Detecting In-Person Conversations in Noisy Real-World Environments with Smartwatch Audio and Motion Sensing
This work addresses the challenge of monitoring social interactions for applications in behavioral science or health, but it is incremental as it builds on existing multimodal sensing methods.
The paper tackled the problem of detecting in-person conversations in noisy environments using smartwatch audio and motion data, achieving 82.0% macro F1-score in lab settings and 77.2% in semi-naturalistic settings.
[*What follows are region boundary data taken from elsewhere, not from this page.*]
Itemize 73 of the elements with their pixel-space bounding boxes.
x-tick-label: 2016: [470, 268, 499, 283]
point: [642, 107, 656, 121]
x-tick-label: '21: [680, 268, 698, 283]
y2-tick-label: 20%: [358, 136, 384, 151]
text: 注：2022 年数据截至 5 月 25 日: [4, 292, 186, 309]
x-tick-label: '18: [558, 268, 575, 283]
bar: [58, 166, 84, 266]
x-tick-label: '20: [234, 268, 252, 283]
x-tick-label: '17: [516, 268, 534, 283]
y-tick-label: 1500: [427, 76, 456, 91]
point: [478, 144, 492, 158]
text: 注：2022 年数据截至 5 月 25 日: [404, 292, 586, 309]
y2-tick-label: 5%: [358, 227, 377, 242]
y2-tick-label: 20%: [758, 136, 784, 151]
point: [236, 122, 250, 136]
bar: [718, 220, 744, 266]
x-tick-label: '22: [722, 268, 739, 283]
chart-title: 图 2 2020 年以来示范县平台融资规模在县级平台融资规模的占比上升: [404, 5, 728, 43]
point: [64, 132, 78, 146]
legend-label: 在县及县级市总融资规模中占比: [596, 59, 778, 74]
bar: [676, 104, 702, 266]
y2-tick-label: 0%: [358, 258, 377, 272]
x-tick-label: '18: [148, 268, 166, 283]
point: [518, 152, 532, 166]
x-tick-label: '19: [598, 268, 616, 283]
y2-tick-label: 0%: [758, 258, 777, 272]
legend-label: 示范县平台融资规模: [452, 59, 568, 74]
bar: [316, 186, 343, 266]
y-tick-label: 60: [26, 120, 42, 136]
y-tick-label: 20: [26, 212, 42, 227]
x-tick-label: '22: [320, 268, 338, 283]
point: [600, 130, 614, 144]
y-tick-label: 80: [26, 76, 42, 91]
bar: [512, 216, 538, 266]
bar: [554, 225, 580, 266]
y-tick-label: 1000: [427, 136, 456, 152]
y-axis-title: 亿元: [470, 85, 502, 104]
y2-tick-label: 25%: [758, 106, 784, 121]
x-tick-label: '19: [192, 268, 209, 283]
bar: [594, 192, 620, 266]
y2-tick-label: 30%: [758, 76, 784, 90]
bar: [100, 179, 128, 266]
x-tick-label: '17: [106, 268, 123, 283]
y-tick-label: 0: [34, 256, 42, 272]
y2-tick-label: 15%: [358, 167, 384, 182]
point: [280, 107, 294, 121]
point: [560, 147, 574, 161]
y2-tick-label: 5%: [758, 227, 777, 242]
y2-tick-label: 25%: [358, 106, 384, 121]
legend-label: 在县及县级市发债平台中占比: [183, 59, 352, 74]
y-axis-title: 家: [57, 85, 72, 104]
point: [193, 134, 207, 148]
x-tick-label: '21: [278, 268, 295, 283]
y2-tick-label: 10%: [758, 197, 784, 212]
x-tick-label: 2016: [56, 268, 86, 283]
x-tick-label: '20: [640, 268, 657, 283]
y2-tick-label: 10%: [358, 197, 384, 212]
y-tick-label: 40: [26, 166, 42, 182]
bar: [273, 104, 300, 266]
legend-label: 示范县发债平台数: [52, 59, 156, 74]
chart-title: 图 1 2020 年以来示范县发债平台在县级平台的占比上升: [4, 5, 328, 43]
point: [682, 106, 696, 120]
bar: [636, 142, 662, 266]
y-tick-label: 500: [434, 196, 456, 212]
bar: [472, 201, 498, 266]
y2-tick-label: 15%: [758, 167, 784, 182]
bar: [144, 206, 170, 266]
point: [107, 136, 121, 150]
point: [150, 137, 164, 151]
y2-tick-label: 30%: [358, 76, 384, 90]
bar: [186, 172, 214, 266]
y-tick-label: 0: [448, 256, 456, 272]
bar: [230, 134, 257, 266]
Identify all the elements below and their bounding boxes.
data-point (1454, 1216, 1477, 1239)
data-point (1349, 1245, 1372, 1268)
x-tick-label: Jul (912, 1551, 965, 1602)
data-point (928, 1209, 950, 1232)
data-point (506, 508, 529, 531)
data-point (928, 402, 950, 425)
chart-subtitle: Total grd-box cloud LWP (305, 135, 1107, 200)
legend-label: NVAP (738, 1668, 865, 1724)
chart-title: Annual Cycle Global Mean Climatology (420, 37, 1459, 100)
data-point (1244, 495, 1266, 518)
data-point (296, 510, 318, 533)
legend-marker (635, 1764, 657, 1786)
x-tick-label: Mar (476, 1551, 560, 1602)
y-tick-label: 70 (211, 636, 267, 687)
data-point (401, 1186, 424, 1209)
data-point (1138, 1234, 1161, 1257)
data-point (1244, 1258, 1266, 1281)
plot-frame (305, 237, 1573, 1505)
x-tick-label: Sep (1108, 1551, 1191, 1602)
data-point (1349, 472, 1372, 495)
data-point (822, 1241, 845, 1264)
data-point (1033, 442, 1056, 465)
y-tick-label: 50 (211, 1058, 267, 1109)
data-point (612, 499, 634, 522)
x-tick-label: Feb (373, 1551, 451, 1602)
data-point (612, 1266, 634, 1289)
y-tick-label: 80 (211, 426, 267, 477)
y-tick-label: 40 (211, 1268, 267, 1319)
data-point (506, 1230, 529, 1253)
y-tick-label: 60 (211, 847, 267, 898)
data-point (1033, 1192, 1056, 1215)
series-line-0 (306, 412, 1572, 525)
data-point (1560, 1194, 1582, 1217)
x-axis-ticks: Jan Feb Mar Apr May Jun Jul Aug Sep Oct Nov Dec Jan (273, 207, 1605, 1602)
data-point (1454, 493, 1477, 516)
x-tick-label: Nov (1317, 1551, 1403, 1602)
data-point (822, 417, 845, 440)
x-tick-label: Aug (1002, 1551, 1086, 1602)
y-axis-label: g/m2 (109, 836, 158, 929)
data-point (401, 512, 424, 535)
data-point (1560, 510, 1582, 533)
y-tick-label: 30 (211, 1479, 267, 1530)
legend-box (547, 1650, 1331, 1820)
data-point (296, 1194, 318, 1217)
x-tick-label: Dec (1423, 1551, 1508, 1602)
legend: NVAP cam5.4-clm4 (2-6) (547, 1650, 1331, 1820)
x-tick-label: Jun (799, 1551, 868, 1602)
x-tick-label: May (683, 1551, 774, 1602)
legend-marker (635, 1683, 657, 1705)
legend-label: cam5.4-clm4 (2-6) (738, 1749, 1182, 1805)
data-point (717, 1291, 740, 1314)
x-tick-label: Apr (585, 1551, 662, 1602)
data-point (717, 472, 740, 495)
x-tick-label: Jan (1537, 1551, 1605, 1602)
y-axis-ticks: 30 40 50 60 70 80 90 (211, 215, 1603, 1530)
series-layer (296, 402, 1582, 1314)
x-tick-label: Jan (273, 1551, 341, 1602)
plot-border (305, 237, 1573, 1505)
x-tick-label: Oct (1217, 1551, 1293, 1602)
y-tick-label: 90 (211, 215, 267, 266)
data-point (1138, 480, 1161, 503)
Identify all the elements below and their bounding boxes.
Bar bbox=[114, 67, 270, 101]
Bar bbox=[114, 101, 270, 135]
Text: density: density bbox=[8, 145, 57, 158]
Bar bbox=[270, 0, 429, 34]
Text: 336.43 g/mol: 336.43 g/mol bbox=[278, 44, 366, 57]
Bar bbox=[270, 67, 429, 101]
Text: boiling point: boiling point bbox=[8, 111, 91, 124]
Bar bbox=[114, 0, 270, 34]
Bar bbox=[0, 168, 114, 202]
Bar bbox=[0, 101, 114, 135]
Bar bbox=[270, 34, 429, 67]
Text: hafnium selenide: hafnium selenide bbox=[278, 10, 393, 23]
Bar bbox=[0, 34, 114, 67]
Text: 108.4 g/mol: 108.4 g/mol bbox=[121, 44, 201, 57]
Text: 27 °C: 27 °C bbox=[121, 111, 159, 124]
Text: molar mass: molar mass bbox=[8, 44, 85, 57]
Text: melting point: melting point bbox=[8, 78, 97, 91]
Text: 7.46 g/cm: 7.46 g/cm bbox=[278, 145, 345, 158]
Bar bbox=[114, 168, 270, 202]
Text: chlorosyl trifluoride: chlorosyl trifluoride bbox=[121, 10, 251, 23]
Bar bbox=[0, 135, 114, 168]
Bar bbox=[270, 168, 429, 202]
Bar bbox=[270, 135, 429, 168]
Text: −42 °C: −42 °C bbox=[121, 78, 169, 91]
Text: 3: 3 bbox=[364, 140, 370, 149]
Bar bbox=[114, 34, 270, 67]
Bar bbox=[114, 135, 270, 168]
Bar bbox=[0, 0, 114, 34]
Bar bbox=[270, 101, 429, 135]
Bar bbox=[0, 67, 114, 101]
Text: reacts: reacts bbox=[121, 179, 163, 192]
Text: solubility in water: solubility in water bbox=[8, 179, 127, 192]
Social interactions play a crucial role in shaping human behavior, relationships, and societies. It encompasses various forms of communication, such as verbal conversation, non-verbal gestures, facial expressions, and body language. In this work, we develop a novel computational approach to detect a foundational aspect of human social interactions, in-person verbal conversations, by leveraging audio and inertial data captured with a commodity smartwatch in acoustically-challenging scenarios. To evaluate our approach, we conducted a lab study with 11 participants and a semi-naturalistic study with 24 participants. We analyzed machine learning and deep learning models with 3 different fusion methods, showing the advantages of fusing audio and inertial data to consider not only verbal cues but also non-verbal gestures in conversations. Furthermore, we perform a comprehensive set of evaluations across activities and sampling rates to demonstrate the benefits of multimodal sensing in specific contexts. Overall, our framework achieved 82.0$\pm$3.0% macro F1-score when detecting conversations in the lab and 77.2$\pm$1.8% in the semi-naturalistic setting.